De la même manière, les photographies de chantier versées aux débats ne permettent pas de situer le lieu de réalisation des travaux. En effet, si la maison d’habitation apparaissant sur lesdites photos présente certes des similitudes avec celle de M. [B] [M], telle qu’elle ressort des photographies du constat d’huissier produite en photocopie, ces clichés sont de piètre qualité, et ne permettent d’établir de manière certaine qu’il s’agit bien de la maison du défendeur.
Surtout, ces photographies ne permettent pas d’identifier l’auteur desdits travaux, le demandeur n’apparaissant sur aucune d’elles et ni le matériel, ni les véhicules de chantier, faute de présence de manière distincte d’un logo ou autre signe distinctif, ne permettent de les relier à son entreprise.
Aucun des éléments versés aux débats par M. [U] [Y] ne permettent ainsi d’établir la réalité de son intervention sur la propriété de M. [B] [M] à [Localité 6] et encore moins de son intervention à [Localité 8] pour laquelle il ne produit aucun justificatif.
Par voie de conséquence, il conviendra donc de le débouter de sa demande en paiement.
2. Sur les dépens :
Aux termes de l’article 696 du code de procédure civile, la partie perdante est condamnée aux dépens, à moins que le juge, par décision motivée, n’en mette la totalité ou une fraction à la charge d’une autre partie.
En l’espèce, M. [U] [Y], partie perdante, sera condamné aux dépens.
3. Sur la demande au titre des dispositions de l’article700 du code de procédure civile :
Aux termes de l’article 700 du code de procédure civile, le juge condamne la partie tenue aux dépens ou qui perd son procès à payer à l’autre partie, la somme qu’il détermine, au titre des frais exposés et non compris dans les dépens. Dans tous les cas, le juge tient compte de l’équité ou de la situation économique de la partie condamnée. Il peut, même d’office, pour des raisons tirées des mêmes considérations, dire qu’il n’y a pas lieu à ces condamnations.

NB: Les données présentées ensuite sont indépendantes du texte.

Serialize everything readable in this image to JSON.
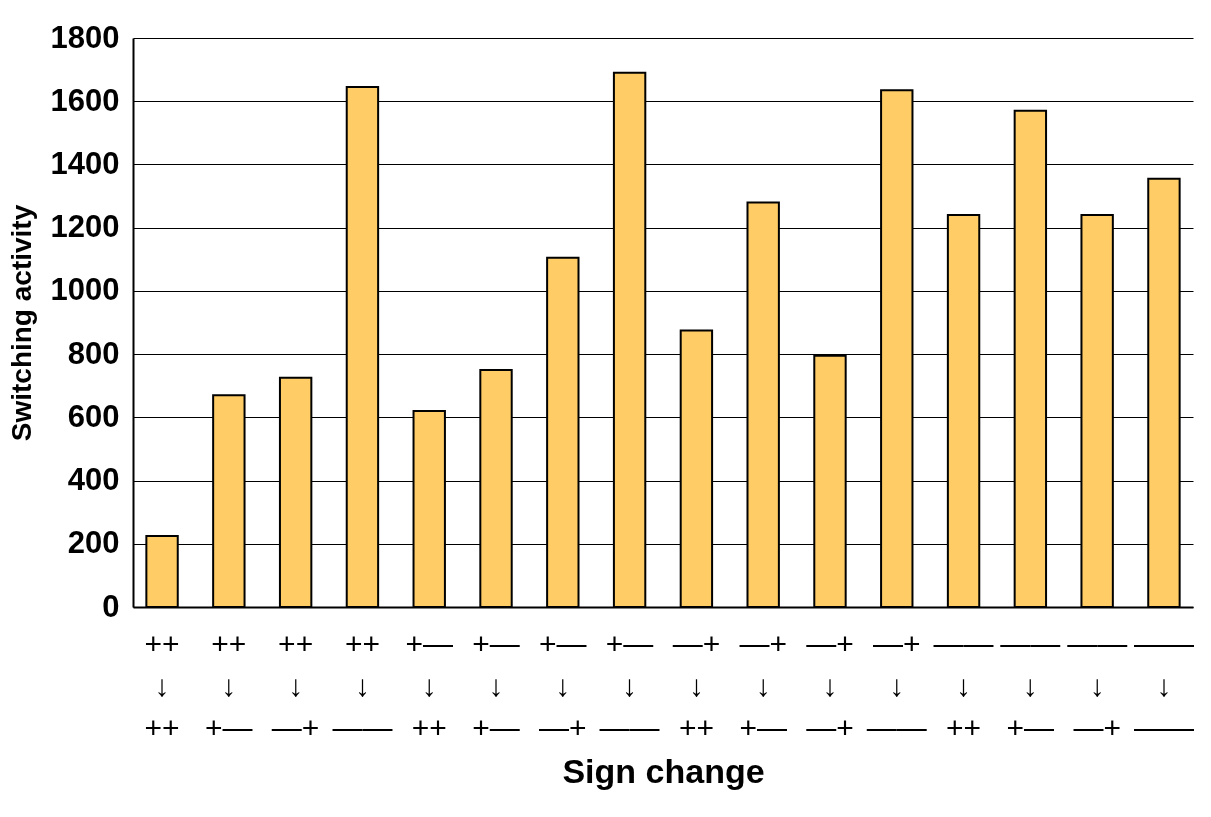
{
  "chart_data": {
    "type": "bar",
    "xlabel": "Sign change",
    "ylabel": "Switching activity",
    "categories": [
      "++\n↓\n++",
      "++\n↓\n+—",
      "++\n↓\n—+",
      "++\n↓\n——",
      "+—\n↓\n++",
      "+—\n↓\n+—",
      "+—\n↓\n—+",
      "+—\n↓\n——",
      "—+\n↓\n++",
      "—+\n↓\n+—",
      "—+\n↓\n—+",
      "—+\n↓\n——",
      "——\n↓\n++",
      "——\n↓\n+—",
      "——\n↓\n—+",
      "——\n↓\n——"
    ],
    "values": [
      225,
      670,
      725,
      1645,
      620,
      750,
      1105,
      1690,
      875,
      1280,
      795,
      1635,
      1240,
      1570,
      1240,
      1355
    ],
    "color": "#ffcc66",
    "ylim": [
      0,
      1800
    ],
    "yticks": [
      0,
      200,
      400,
      600,
      800,
      1000,
      1200,
      1400,
      1600,
      1800
    ],
    "grid": "y"
  }
}
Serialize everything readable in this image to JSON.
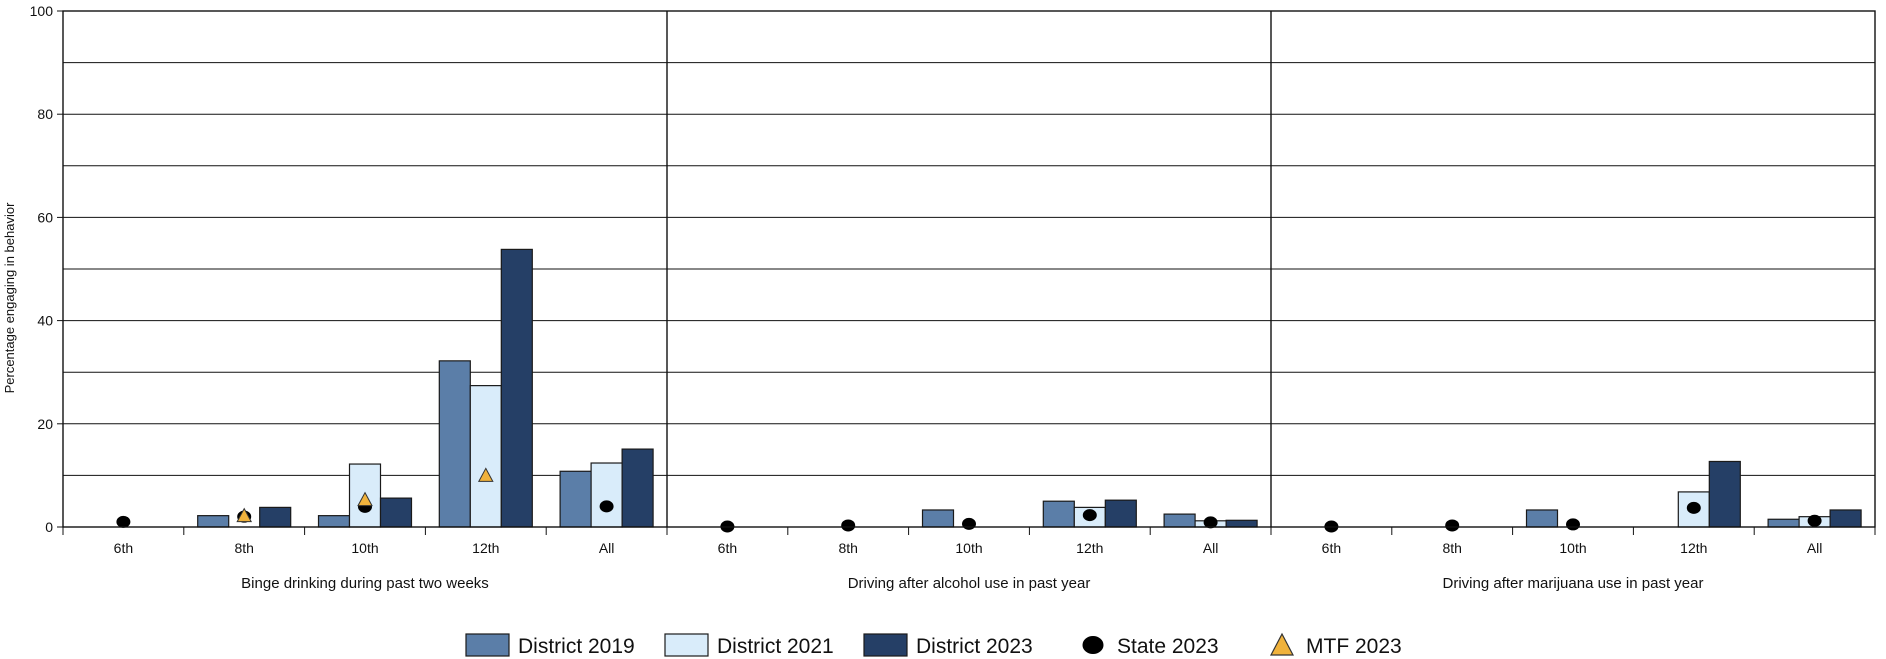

M. [U] [Y], partie condamnée aux dépens, sera condamné à payer à M. [B] [M] une somme qu’il est équitable de fixer à 1 500 euros. Il sera par ailleurs débouté de sa propre demande de ce chef.
4. Sur l’exécution provisoire :
Aux termes de l’article 514 du code de procédure civile, les décisions de première instance sont de droit exécutoires à titre provisoire à moins que la loi ou la décision rendue n’en dispose autrement.
En l’espèce, il n’y pas lieu de l’écarter.
PAR CES MOTIFS
Le tribunal, statuant par mise à disposition de la décision au greffe le 15 mai 2025, comme cela a été indiqué à l’audience de plaidoirie, prorogée au 22 mai 2025, par jugement contradictoire et en premier ressort :
DÉBOUTE M. [U] [Y] de l’ensemble de ses demandes,
CONDAMNE M. [U] [Y] à payer à M. [B] [M] la somme de 1 500 euros au titre de l’article 700 du code de procédure civile,
CONDAMNE M. [U] [Y] aux dépens,
RAPPELLE que l’exécution provisoire du présent jugement est de droit.